L'année suivante, la prolifique actrice tourne dans le film historique de Valeria Sarmiento, Les Lignes de Wellington. Mort avant le tournage, Raoul Ruiz n'a pu achever lui-même cette fresque napoléonienne où la Française donne la réplique à John Malkovich. 2012 est une grande année pour Isabelle qui se retrouve à l'affiche de plusieurs films prestigieux dont In another country et Captive, où elle campe avec force une femme prise en otage aux Philippines. Michael Haneke fait également appel à elle pour se glisser dans la peau de la fille de Jean-Louis Trintignant et Emmanuelle Riva dans le très primé Amour.

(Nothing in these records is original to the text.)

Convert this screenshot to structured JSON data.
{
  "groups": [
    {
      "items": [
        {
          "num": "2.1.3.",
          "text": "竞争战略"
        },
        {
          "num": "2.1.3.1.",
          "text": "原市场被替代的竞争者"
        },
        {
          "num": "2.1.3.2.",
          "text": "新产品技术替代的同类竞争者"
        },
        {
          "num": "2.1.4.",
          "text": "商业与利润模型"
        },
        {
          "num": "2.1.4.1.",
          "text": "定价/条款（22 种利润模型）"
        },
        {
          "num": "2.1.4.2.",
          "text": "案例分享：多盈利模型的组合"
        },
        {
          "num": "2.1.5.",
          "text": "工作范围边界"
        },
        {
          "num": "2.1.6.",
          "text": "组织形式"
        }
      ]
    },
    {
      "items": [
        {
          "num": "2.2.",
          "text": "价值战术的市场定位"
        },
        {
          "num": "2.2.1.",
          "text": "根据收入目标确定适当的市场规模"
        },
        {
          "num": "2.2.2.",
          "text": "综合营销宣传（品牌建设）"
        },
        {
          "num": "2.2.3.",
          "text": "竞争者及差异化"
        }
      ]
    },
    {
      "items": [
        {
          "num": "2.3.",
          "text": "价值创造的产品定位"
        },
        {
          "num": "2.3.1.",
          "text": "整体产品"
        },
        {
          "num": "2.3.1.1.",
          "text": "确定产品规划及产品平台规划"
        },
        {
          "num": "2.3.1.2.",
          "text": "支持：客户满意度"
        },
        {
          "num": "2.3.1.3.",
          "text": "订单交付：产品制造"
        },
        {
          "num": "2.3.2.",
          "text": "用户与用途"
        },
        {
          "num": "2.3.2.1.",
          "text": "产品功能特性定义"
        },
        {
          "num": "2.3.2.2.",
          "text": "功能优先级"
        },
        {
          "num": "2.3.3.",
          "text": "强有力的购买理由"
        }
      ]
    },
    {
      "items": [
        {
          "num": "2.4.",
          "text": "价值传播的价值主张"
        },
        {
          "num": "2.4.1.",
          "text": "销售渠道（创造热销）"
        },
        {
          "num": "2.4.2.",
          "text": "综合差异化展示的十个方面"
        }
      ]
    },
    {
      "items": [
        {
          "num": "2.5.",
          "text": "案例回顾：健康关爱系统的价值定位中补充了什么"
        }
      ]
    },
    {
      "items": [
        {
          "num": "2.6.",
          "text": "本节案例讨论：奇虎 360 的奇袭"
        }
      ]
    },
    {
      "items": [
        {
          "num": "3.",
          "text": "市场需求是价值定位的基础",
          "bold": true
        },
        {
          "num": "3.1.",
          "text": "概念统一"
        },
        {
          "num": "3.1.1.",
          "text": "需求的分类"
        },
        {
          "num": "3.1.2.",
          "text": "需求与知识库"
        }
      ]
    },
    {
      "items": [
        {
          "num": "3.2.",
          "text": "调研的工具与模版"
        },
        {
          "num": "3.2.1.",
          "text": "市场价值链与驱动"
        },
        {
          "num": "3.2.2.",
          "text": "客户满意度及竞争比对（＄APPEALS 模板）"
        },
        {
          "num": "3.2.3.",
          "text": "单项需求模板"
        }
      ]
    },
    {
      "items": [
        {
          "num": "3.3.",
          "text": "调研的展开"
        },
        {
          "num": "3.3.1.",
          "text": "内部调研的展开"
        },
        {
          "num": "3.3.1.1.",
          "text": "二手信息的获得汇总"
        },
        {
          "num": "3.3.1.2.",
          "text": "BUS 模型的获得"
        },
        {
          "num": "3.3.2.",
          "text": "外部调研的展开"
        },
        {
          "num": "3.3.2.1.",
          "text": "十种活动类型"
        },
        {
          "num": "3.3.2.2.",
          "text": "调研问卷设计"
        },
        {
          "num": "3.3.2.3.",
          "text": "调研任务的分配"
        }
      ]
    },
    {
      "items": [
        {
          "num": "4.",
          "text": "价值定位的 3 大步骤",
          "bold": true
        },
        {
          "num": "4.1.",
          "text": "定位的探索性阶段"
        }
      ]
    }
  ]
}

En 2013, Isabelle entre au Couvent et devient Mère Supérieure pour Guillaume Nicloux dans La Religieuse. Dans le même temps, elle fait une halte en Italie pour le drame politique La Belle endormie de Marco Bellocchio. La comédienne traverse ensuite l'Atlantique pour donner la réplique à Colin Farrell dans le thriller d'action Dead Man Down.

L'année suivante, l'actrice joue une cinéaste qui se fait manipuler par Kool Shen dans Abus de faiblesse de Catherine Breillat. En 2015, elle retrouve Guillaume Nicloux pour tourner Valley of Love, un drame dans lequel elle joue l'ex femme de Gérard Depardieu. Très prolifique, Isabelle est à l'affiche de 4 films en 2016. Elle s'illustre donc dans le drame Tout de suite maintenant, Souvenir, où elle incarne une chanteuse oubliée, L'Avenir, dans lequel elle campe une prof de philo qui doit réinventer sa vie et enfin Elle de Paul Verhoeven.

Ce thriller remporte un franc succès et rafle notamment les Césars du meilleur film et de la meilleure actrice pour Huppert. En 2017, Isabelle retrouve le réalisateur Michael Haneke pour tourner Happy End, instantané d’une famille bourgeoise européenne.